I am having a quite large amount of climate data stored in netcdf-files. Unfortunately sometimes things are going wrong and parts of data on our supercomputer is lost. The problem is I have to find all timesteps for which the data is missing.
First I read the time variable from all files with xarray and convert it to a list (list1). In the second step I create a list with all timesteps that should be there (list2).

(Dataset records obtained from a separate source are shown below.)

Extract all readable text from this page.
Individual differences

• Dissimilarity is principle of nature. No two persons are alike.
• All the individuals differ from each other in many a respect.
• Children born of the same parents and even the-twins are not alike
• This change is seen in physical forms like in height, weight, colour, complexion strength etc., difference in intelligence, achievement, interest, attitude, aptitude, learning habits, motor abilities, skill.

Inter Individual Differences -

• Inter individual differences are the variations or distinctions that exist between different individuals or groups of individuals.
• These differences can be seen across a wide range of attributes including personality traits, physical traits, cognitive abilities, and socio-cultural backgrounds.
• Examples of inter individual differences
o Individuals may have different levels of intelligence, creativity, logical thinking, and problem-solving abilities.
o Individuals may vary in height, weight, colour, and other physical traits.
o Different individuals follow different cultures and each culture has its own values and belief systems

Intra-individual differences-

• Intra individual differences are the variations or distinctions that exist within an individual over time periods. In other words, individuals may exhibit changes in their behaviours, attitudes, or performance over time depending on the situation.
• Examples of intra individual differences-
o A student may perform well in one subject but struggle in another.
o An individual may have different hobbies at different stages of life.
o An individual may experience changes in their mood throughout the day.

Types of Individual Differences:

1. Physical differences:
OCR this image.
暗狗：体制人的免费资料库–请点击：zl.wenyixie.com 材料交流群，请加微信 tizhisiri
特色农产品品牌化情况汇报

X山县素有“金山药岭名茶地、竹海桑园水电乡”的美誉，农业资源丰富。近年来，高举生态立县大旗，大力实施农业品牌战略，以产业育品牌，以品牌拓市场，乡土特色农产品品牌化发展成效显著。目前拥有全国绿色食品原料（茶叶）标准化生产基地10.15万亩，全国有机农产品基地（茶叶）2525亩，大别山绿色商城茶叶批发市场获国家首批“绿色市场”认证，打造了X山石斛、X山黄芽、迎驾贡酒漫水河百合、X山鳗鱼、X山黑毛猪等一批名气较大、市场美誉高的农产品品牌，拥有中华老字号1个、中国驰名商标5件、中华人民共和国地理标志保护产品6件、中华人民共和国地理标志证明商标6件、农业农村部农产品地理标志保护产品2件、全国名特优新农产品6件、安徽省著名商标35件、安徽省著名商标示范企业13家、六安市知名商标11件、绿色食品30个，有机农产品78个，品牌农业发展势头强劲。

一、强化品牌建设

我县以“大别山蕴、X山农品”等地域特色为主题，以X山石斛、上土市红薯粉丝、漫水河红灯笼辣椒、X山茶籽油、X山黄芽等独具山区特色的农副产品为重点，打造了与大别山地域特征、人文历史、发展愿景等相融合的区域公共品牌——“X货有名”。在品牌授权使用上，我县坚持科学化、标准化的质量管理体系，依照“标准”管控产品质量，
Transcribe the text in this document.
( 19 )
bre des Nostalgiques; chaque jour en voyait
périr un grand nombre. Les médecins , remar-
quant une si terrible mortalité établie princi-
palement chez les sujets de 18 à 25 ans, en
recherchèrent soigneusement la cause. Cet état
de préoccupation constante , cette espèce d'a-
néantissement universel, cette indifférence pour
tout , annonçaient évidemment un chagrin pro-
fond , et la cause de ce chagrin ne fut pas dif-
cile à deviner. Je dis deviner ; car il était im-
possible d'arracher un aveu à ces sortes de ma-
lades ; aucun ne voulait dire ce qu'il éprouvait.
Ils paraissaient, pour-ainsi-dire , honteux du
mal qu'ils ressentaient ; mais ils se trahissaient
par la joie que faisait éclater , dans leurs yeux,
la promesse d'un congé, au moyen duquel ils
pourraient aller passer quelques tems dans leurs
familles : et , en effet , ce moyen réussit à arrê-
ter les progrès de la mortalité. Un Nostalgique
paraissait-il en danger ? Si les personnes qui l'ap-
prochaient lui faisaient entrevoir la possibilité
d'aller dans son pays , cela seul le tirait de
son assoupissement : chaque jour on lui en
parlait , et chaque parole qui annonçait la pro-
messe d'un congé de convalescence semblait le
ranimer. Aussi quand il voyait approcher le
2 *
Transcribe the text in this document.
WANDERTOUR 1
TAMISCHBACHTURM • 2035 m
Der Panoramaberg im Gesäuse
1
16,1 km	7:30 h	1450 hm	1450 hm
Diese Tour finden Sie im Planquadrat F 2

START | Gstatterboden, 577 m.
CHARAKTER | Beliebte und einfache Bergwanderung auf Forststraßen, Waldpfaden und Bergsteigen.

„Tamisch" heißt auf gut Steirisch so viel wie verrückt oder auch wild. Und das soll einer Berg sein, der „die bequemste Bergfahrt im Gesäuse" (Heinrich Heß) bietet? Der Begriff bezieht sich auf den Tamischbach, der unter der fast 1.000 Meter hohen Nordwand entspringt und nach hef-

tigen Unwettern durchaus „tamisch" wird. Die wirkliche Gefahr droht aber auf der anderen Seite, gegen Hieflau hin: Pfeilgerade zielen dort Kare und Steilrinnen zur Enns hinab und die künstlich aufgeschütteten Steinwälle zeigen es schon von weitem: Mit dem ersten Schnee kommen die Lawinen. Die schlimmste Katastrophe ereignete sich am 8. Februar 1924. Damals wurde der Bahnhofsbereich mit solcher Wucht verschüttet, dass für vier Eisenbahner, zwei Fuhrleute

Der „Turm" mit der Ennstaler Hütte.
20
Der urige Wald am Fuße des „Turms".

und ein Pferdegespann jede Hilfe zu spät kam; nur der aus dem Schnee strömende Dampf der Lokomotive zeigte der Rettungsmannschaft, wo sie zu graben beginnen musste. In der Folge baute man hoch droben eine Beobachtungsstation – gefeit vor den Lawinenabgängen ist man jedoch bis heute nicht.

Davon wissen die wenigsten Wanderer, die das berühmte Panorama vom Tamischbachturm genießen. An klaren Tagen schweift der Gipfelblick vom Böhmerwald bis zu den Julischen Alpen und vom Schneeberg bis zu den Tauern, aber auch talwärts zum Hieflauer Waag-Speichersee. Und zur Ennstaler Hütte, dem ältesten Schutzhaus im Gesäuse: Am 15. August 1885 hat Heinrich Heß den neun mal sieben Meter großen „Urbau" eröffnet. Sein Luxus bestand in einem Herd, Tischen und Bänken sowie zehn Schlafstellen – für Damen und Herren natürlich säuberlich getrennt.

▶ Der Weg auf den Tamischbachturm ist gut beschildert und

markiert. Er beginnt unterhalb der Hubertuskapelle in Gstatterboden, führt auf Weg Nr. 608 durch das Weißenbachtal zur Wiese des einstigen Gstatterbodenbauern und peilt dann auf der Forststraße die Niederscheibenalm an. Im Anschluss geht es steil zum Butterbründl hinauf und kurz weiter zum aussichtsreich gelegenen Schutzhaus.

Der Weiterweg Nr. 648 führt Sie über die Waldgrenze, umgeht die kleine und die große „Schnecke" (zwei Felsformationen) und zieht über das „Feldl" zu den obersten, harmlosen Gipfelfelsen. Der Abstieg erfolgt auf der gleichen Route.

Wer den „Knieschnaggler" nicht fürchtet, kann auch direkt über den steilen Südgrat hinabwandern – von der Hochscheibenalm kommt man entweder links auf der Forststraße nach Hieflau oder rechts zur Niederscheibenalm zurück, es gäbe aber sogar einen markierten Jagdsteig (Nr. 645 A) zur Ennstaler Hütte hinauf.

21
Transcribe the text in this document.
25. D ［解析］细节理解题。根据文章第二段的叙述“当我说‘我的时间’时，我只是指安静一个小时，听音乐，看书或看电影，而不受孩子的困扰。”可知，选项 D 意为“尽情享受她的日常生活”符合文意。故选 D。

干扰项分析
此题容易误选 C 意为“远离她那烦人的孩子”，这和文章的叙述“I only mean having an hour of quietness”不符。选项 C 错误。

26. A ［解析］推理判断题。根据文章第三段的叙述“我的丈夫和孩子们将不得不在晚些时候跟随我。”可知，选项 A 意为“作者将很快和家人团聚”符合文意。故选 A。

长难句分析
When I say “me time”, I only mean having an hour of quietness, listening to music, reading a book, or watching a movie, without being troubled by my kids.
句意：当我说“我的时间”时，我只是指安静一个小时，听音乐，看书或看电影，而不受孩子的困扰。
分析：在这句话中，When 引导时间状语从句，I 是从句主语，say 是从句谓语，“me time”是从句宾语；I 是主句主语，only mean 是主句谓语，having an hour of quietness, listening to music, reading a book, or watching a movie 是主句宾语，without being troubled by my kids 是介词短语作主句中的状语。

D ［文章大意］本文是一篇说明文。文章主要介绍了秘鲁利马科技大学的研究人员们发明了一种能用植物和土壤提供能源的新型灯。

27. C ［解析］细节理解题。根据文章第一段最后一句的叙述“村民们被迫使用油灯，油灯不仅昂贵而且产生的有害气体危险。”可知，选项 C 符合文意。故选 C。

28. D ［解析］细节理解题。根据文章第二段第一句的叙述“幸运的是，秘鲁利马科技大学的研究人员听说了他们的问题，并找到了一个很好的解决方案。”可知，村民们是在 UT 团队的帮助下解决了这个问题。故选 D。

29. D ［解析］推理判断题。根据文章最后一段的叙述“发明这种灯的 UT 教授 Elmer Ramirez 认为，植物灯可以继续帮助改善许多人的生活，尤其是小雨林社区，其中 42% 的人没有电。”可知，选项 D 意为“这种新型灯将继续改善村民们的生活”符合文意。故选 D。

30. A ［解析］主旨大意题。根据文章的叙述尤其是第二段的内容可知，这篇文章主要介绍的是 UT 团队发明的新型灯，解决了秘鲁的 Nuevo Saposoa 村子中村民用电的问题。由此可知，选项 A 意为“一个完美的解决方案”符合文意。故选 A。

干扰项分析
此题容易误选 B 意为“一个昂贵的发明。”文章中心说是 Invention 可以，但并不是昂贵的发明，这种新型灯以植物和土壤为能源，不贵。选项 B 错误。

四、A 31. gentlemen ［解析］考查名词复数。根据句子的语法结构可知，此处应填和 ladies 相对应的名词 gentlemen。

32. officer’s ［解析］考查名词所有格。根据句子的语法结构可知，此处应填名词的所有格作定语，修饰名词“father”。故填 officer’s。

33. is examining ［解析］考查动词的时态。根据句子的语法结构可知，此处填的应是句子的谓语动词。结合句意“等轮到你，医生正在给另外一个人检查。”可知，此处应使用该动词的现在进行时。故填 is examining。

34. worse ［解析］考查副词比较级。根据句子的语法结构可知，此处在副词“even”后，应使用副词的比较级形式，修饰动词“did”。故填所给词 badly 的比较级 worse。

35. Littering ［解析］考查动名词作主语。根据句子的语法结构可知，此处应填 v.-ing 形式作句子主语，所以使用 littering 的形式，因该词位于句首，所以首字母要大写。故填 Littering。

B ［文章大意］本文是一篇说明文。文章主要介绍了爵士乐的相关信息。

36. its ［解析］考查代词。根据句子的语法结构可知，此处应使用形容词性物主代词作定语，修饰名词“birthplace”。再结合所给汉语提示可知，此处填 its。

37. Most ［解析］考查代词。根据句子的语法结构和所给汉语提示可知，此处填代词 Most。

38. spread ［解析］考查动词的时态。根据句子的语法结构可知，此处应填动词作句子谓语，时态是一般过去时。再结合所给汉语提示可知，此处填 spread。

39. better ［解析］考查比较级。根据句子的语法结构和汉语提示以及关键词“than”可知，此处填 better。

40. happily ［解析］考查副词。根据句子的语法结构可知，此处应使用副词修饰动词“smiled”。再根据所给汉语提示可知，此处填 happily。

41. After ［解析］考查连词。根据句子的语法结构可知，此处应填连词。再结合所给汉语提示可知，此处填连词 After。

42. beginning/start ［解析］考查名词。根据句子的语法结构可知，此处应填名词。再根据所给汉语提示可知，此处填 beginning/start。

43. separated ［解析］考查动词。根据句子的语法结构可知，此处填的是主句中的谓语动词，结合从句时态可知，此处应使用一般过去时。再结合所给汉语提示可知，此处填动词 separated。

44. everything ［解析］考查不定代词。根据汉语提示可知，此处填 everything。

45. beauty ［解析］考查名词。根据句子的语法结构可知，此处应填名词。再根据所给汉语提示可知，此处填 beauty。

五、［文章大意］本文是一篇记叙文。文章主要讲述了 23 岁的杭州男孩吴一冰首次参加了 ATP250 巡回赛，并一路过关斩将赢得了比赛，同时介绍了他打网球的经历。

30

Now I want all elements that are in list2 but not in list1.
import datetime as dt
from dateutil.relativedelta import relativedelta
import numpy as np
# create artificial data
startdate = dt.datetime(1850,1,1,6,0,0)
enddate = dt.datetime(2001,1,1,6,0,0)
deltatime = relativedelta(hours=6)
date = startdate
list1=[]
list2=[]
i=0
while date <= enddate:
date = startdate + i*deltatime
list1.append(np.datetime64(date))
i+=1
i=0
date = startdate
while date < enddate:
date = startdate + i*deltatime
list2.append(np.datetime64(date))
i+=1
starttime = dt.datetime.now()
# get reduced list
for i in list2:
list1.remove(i)
endtime = dt.datetime.now()
delta = endtime - starttime
print(delta)
The code is exactly doing what i want. In this easy example it just returns the last date of list1. My question: Is there a way to get better performance for larger lists?